Microsoft launched its first retail version of Microsoft Windows on November 20, 1985. In August of the following year, the company struck a deal with IBM to develop a separate operating system called OS/2. Although the two companies successfully developed the first version of the new system, the partnership deteriorated due to mounting creative differences.[64]

Management style


Gates delivers a speech at the World Economic Forum in Switzerland, January 2008

Gates had primary responsibility for Microsoft's product strategy from the company's founding in 1975 until 2006. He gained a reputation for being distant from others; an industry executive complained in 1981 that "Gates is notorious for not being reachable by phone and for not returning phone calls."[65] An Atari executive recalled that he showed Gates a game and defeated him 35 of 37 times. When they met again a month later, Gates "won or tied every game. He had studied the game until he solved it. That is a competitor".[66]
Gates met regularly with Microsoft's senior managers and program managers, and the managers described him as being verbally combative.

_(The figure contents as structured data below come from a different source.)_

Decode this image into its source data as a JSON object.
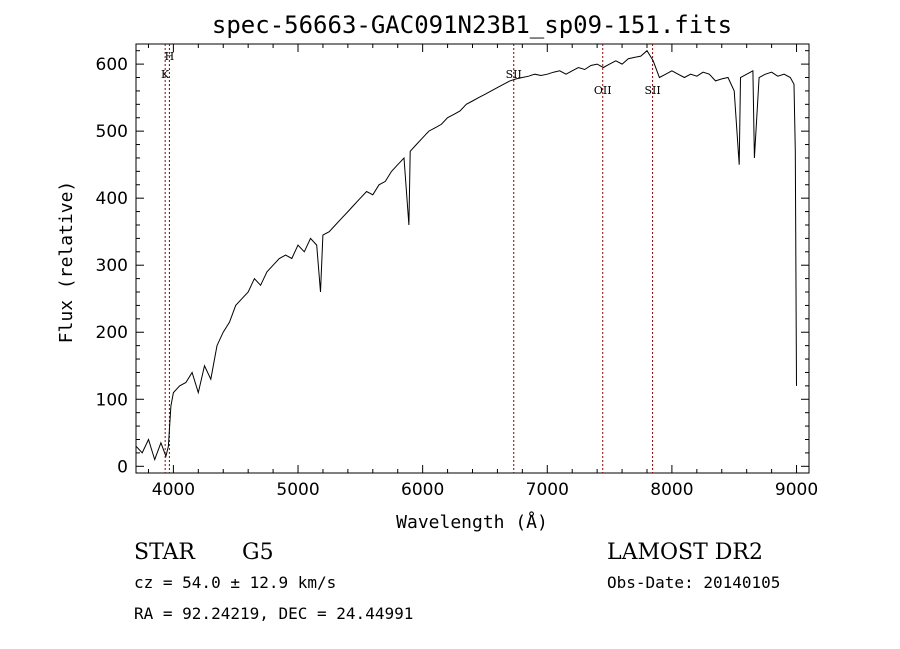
{
  "chart_data": {
    "type": "line",
    "title": "spec-56663-GAC091N23B1_sp09-151.fits",
    "xlabel": "Wavelength (Å)",
    "ylabel": "Flux (relative)",
    "xlim": [
      3700,
      9100
    ],
    "ylim": [
      -10,
      630
    ],
    "xticks": [
      4000,
      5000,
      6000,
      7000,
      8000,
      9000
    ],
    "yticks": [
      0,
      100,
      200,
      300,
      400,
      500,
      600
    ],
    "xtick_labels": [
      "4000",
      "5000",
      "6000",
      "7000",
      "8000",
      "9000"
    ],
    "ytick_labels": [
      "0",
      "100",
      "200",
      "300",
      "400",
      "500",
      "600"
    ],
    "line_color": "#000000",
    "marker_color": "#8b0000",
    "series": [
      {
        "x": [
          3700,
          3750,
          3800,
          3850,
          3900,
          3940,
          3960,
          3980,
          4000,
          4050,
          4100,
          4150,
          4200,
          4250,
          4300,
          4350,
          4400,
          4450,
          4500,
          4550,
          4600,
          4650,
          4700,
          4750,
          4800,
          4850,
          4900,
          4950,
          5000,
          5050,
          5100,
          5150,
          5180,
          5200,
          5250,
          5300,
          5350,
          5400,
          5450,
          5500,
          5550,
          5600,
          5650,
          5700,
          5750,
          5800,
          5850,
          5890,
          5900,
          5950,
          6000,
          6050,
          6100,
          6150,
          6200,
          6250,
          6300,
          6350,
          6400,
          6450,
          6500,
          6550,
          6600,
          6650,
          6700,
          6750,
          6800,
          6850,
          6900,
          6950,
          7000,
          7050,
          7100,
          7150,
          7200,
          7250,
          7300,
          7350,
          7400,
          7450,
          7500,
          7550,
          7600,
          7650,
          7700,
          7750,
          7800,
          7850,
          7900,
          7950,
          8000,
          8050,
          8100,
          8150,
          8200,
          8250,
          8300,
          8350,
          8400,
          8450,
          8500,
          8540,
          8550,
          8600,
          8650,
          8662,
          8700,
          8750,
          8800,
          8850,
          8900,
          8950,
          8980,
          8990,
          9000
        ],
        "y": [
          30,
          20,
          40,
          10,
          35,
          15,
          30,
          90,
          110,
          120,
          125,
          140,
          110,
          150,
          130,
          180,
          200,
          215,
          240,
          250,
          260,
          280,
          270,
          290,
          300,
          310,
          315,
          310,
          330,
          320,
          340,
          330,
          260,
          345,
          350,
          360,
          370,
          380,
          390,
          400,
          410,
          405,
          420,
          425,
          440,
          450,
          460,
          360,
          470,
          480,
          490,
          500,
          505,
          510,
          520,
          525,
          530,
          540,
          545,
          550,
          555,
          560,
          565,
          570,
          575,
          578,
          580,
          582,
          585,
          583,
          585,
          588,
          590,
          585,
          590,
          595,
          592,
          598,
          600,
          595,
          600,
          605,
          600,
          608,
          610,
          612,
          620,
          605,
          580,
          585,
          590,
          585,
          580,
          585,
          582,
          588,
          585,
          575,
          578,
          580,
          560,
          450,
          580,
          585,
          590,
          460,
          580,
          585,
          588,
          582,
          585,
          580,
          570,
          470,
          120
        ]
      }
    ],
    "line_markers": [
      {
        "label": "H",
        "x": 3968
      },
      {
        "label": "K",
        "x": 3934
      },
      {
        "label": "SII",
        "x": 6731
      },
      {
        "label": "OII",
        "x": 7445
      },
      {
        "label": "SII",
        "x": 7845
      }
    ]
  },
  "info": {
    "object_class": "STAR",
    "subclass": "G5",
    "release": "LAMOST DR2",
    "cz_line": "cz = 54.0 ± 12.9 km/s",
    "obs_date_line": "Obs-Date: 20140105",
    "coords_line": "RA =  92.24219, DEC =  24.44991"
  }
}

He also berated them for perceived holes in their business strategies or proposals that placed the company's long-term interests at risk.[67][68] He interrupted presentations with such comments as "that's the stupidest thing I've ever heard"[69] and "why don't you just give up your options and join the Peace Corps?"[70] The target of his outburst would then have to defend the proposal in detail until Gates was fully convinced.[69] When subordinates appeared to be procrastinating, he was known to remark sarcastically, "I'll do it over the weekend."[71][72][73]
During Microsoft's early years, Gates was an active software developer, particularly in the company's programming language products, but his primary role in most of the company's history was as a manager and executive. He has not officially been on a development team since working on the TRS-80 Model 100,[74] but he wrote code that shipped with the company's products as late as 1989.[72] Jerry Pournelle wrote in 1985 when Gates announced Microsoft Excel: "Bill Gates likes the program, not because it's going to make him a lot of money (although I'm sure it will do that), but because it's a neat hack."[75]
On June 15, 2006, Gates announced that he would transition out of his role at Microsoft to dedicate more time to philanthropy. He divided his responsibilities between two successors when he placed Ray Ozzie in charge of management and Craig Mundie in charge of long-term product strategy.[76]

Antitrust litigation

Further information: United States Microsoft antitrust case and European Union Microsoft competition case


Gates giving his deposition at Microsoft on August 27, 1998

Gates approved of many decisions that led to antitrust litigation over Microsoft's business practices. In the 1998 United States v. Microsoft case, Gates gave deposition testimony that several journalists characterized as evasive. He argued with examiner David Boies over the contextual meaning of words such as "compete", "concerned", and "we". Later in the year, when portions of the videotaped deposition were played back in court, the judge was seen laughing and shaking his head.[77] BusinessWeek reported:

Early rounds of his deposition show him offering obfuscatory answers and saying "I don't recall" so many times that even the presiding judge had to chuckle. Worse, many of the technology chief's denials and pleas of ignorance were directly refuted by prosecutors with snippets of e-mail that Gates both sent and received.[78]

Gates later said that he had simply resisted attempts by Boies to mischaracterize his words and actions. "Did I fence with Boies? … I plead guilty… rudeness to Boies in the first degree."[79] Despite Gates's denials, the judge ruled that Microsoft had committed monopolization, tying and blocking competition, each in violation of the Sherman Antitrust Act.[79]